8. Involve the Next Generation
While supporters may not fully articulate it, many have a desire to give back as a way to illustrate gratitude and responsibility to the next generations of children and grandchildren. Providing intentional opportunities for families to volunteer together, kids to learn about what the organization does and why or just to observe programs in action encourages families to add your cause to their history. Some of my proudest moments have been when a parent called me to ‘gush’ about how their child’s essay, college application or conversation with friends featured our mission and the impact it had on their lives. I was once told, “Your organization taught my son empathy.” There was no question our mission will always have a place in that family’s heart and minds.
9. Create Legacy Focused Centerpieces
At any upcoming event, design the centerpieces as a way to honor individuals and their legacy. Perhaps they have been a dedicated volunteer for 30 years and you can include an item or photo that speaks to their particular style or service. Something as simple as choosing their favorite flowers in an etched vase can work well or it can be a complex reflection of their time at your organization through symbols and stories. If they welcome public recognition, include a write-up on the table of the individual’s life and legacy and/or provide a tribute during the event program. Most importantly, save a sample of centerpieces for the person you are honoring and close family and friends that attended to have as a keepsake.

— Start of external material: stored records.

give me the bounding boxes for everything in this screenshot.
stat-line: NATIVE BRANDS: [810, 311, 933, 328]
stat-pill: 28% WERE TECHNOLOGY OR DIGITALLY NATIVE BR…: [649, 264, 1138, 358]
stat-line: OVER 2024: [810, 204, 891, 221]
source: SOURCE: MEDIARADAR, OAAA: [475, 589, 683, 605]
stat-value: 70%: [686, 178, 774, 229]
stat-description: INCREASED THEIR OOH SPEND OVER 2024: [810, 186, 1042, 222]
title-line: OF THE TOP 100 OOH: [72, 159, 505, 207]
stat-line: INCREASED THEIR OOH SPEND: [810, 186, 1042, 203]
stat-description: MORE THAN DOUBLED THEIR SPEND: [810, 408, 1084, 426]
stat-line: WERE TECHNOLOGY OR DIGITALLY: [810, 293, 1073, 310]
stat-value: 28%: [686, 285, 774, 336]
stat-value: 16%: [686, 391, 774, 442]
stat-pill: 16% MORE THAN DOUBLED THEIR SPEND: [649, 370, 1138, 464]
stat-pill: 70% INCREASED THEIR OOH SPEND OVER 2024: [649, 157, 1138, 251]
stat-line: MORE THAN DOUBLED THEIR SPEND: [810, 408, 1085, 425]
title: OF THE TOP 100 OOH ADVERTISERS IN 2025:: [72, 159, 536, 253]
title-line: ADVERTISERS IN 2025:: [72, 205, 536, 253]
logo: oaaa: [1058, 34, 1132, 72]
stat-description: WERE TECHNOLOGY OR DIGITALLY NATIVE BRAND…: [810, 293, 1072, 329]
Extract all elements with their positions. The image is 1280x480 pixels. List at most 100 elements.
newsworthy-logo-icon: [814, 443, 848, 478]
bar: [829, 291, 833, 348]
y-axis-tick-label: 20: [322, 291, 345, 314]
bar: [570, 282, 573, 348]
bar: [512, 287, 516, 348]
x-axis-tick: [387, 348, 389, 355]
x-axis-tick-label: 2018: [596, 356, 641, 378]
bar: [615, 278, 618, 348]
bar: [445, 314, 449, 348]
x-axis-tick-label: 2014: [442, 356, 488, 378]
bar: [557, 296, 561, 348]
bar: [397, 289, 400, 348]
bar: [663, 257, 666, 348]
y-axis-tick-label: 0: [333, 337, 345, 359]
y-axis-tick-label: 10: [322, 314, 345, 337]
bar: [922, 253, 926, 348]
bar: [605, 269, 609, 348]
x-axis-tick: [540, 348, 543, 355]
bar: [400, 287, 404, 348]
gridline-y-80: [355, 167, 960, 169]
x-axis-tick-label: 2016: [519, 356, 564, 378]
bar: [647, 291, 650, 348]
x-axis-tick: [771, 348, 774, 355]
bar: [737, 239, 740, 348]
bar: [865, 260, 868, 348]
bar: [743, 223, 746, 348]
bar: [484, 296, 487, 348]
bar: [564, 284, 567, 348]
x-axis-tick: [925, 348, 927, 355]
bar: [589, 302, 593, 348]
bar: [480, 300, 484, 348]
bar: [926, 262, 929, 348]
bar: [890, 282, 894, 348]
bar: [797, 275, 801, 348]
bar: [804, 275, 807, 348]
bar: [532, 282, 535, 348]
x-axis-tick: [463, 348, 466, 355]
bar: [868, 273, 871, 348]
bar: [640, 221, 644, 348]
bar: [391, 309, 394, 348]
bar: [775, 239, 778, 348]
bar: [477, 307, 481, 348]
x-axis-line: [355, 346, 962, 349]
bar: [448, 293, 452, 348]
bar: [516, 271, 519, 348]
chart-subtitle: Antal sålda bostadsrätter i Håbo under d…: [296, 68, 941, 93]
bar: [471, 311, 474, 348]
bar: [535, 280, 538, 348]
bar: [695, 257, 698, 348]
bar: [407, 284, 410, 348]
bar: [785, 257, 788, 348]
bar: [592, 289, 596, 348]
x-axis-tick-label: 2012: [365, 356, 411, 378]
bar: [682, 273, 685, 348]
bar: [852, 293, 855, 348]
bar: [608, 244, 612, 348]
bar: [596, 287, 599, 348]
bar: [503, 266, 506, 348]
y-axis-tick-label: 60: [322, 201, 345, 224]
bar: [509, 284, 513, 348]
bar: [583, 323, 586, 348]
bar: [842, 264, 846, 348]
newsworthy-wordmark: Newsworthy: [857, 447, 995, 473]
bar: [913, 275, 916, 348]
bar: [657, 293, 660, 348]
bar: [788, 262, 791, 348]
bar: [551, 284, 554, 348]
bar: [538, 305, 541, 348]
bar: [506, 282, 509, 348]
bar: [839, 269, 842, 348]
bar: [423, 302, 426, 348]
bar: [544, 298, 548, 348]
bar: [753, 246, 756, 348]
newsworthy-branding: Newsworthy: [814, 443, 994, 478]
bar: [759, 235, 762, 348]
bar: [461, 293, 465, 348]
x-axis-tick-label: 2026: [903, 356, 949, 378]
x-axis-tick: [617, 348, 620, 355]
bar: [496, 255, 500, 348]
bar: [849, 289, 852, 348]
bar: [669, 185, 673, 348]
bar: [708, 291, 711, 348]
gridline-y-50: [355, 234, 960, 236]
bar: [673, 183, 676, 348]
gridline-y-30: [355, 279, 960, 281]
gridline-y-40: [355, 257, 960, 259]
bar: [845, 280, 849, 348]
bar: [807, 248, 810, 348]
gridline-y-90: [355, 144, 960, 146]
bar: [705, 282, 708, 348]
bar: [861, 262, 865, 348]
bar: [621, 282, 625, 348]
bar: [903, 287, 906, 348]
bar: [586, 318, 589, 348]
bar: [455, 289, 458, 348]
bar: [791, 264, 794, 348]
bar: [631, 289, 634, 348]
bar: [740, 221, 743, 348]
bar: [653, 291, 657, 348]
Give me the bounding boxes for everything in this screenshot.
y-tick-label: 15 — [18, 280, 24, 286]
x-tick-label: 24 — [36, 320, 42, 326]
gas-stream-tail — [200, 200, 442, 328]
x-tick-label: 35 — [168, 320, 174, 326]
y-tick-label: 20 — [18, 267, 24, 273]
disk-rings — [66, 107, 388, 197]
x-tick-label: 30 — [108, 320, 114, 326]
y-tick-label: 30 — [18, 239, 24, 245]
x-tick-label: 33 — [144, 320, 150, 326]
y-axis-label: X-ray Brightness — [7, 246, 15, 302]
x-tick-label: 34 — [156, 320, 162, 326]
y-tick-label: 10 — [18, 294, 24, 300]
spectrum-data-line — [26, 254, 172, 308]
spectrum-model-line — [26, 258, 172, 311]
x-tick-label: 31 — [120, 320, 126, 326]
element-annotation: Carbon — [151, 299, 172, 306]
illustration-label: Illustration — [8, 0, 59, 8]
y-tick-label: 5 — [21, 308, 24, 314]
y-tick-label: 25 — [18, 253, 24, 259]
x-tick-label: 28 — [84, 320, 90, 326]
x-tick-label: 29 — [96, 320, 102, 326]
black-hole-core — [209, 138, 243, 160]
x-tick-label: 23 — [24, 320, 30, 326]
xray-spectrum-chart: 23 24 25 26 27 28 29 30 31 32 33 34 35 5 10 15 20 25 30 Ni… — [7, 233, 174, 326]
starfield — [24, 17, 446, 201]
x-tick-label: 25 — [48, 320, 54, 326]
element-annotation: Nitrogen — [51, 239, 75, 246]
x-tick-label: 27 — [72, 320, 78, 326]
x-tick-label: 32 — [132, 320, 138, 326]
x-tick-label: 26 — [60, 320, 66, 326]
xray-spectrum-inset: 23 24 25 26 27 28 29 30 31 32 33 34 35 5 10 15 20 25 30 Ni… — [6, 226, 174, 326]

10. Nominate for Awards Outside of your Organization
We regularly default to honoring someone by giving them an award we designate through our organization. This can be a great fit, especially if an annual award or event already exists. However, it can quickly become costly and even political to maintain over time. Just as meaningful, and often much more cost-effective, is nominating someone for an award outside your organization. Keep an eye out for city and state awards, rotary, volunteer organizations, awards featured on local media and even various for-profit business awards. Taking the time to nominate someone shows your care for them goes beyond your organization while highlighting their contributions to your cause. Be sure to save a copy of the nomination letter or form you submitted and send it on to them (preferably on nice paper, mailed with a handwritten note). Even if they are not selected, they will enjoy learning how you see them and they will be grateful for the recognition of their contributions.